Their mother, Kathy Higgins, of Athens, PA, has helped organize a music festival July 29 in East Waverly Park in their honor with nine bands playing to raise money to fight the disease.
Research on LFS is relatively new, but it’s now thought that as many as one in 5,000 people have the genetic disorder.
Because it attacks the body’s natural cancer suppressors, it’s hard to diagnose — many people who have the gene are diagnosed with cancer but do not realize LFS is the cause. It sweeps through families from generation to generation with a 50 percent likelihood that a parent will pass it on.
Higgins’ husband is battling LFS and gets full body MRIs multiple times per year to try to detect any reoccurring cancer early on. It’s an expensive but necessary procedure for those with LFS, said Higgins, and it’s often not covered by insurance, which is why the money raised by the benefit will go toward paying for children with the disease to get the body scans that could save their lives.

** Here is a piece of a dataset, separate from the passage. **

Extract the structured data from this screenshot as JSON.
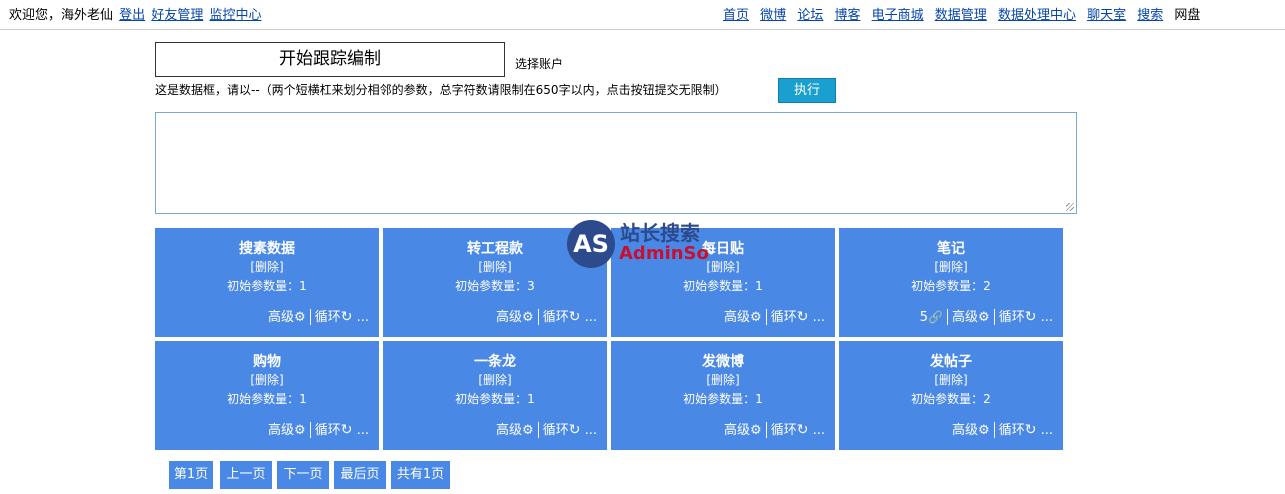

LFS has effected the Higgins family for generations, ever since the mid-1960s, when Kathy Higgins’ father-in-law passed away at 37 with a brain tumor. At that time the disease was unknown, and it was thought that he just developed a brain tumor.
Then Higgins’ husband's sister died from three different types of cancer, all of which were developed within a two-year period: breast cancer, cervical, and finally leukemia. This was in 1993, and she was 32 years old at the time.
Higgins’ daughter Kerry was diagnosed with cancer in 1995 and had 12 surgeries in her leg to remove a sarcoma in her thigh bone.
In 2003, Maureen was found to have soft tissue sarcoma, and at the age of 18 she succumbed to the cancer after just five short months.
Because she died so unexpectedly, Maureen was never tested for LFS; however, Kerry was tested because her sister’s death caused doctors to suspect that there may be a genetic link.
After testing positive for LFS, Kerry had a double mastectomy. She was married to Jacob Banik and had two daughters, Molly and Caroline. She lived with her family in Barton, NY.
Even with the mastectomy, Kerry Higgins was diagnosed with breast cancer in the remaining one percent of breast tissue that had not been removed, and she died three years later in 2014 at the age of 30.
She harvested her eggs, her mother said, testing them for the disease to ensure that she would not pass on the genetic disease to her daughters.
Kathy Higgins has now devoted herself to educating the public about LFS, recently joining the Board of LiFraumeni Syndrome Association as their Education and Outreach Liaison. The concert is just one way that she remembers her family members while raising money for those suffering from the disease.
She said that both her daughters were very involved in the musical communities where they lived, so it was only natural that their friends — many of whom are in bands — would think to organize a musical festival in their honor.
The event includes a craft show with more than 30 vendors, carnival games and crafts for children, a Harley Davidson motorcycle run, and a barbecue. It will take place from 10 a.m. to 8 p.m. in East Waverly Park.
This year’s lineup is as follows:
12 p.m. — CC Ryder
1:05 p.m. — Quentin Simonds
2 p.m. — Voodoo Highway
3:30 p.m. — Luke Rae and Sam Krotzer (formerly of The Rightful Kings)
4:40 p.m. — Molina
5:50 p.m. — Janelle Dadonna
6:30 p.m. — Upside This (Reunion concert! The last time they played together was over 10 years ago.)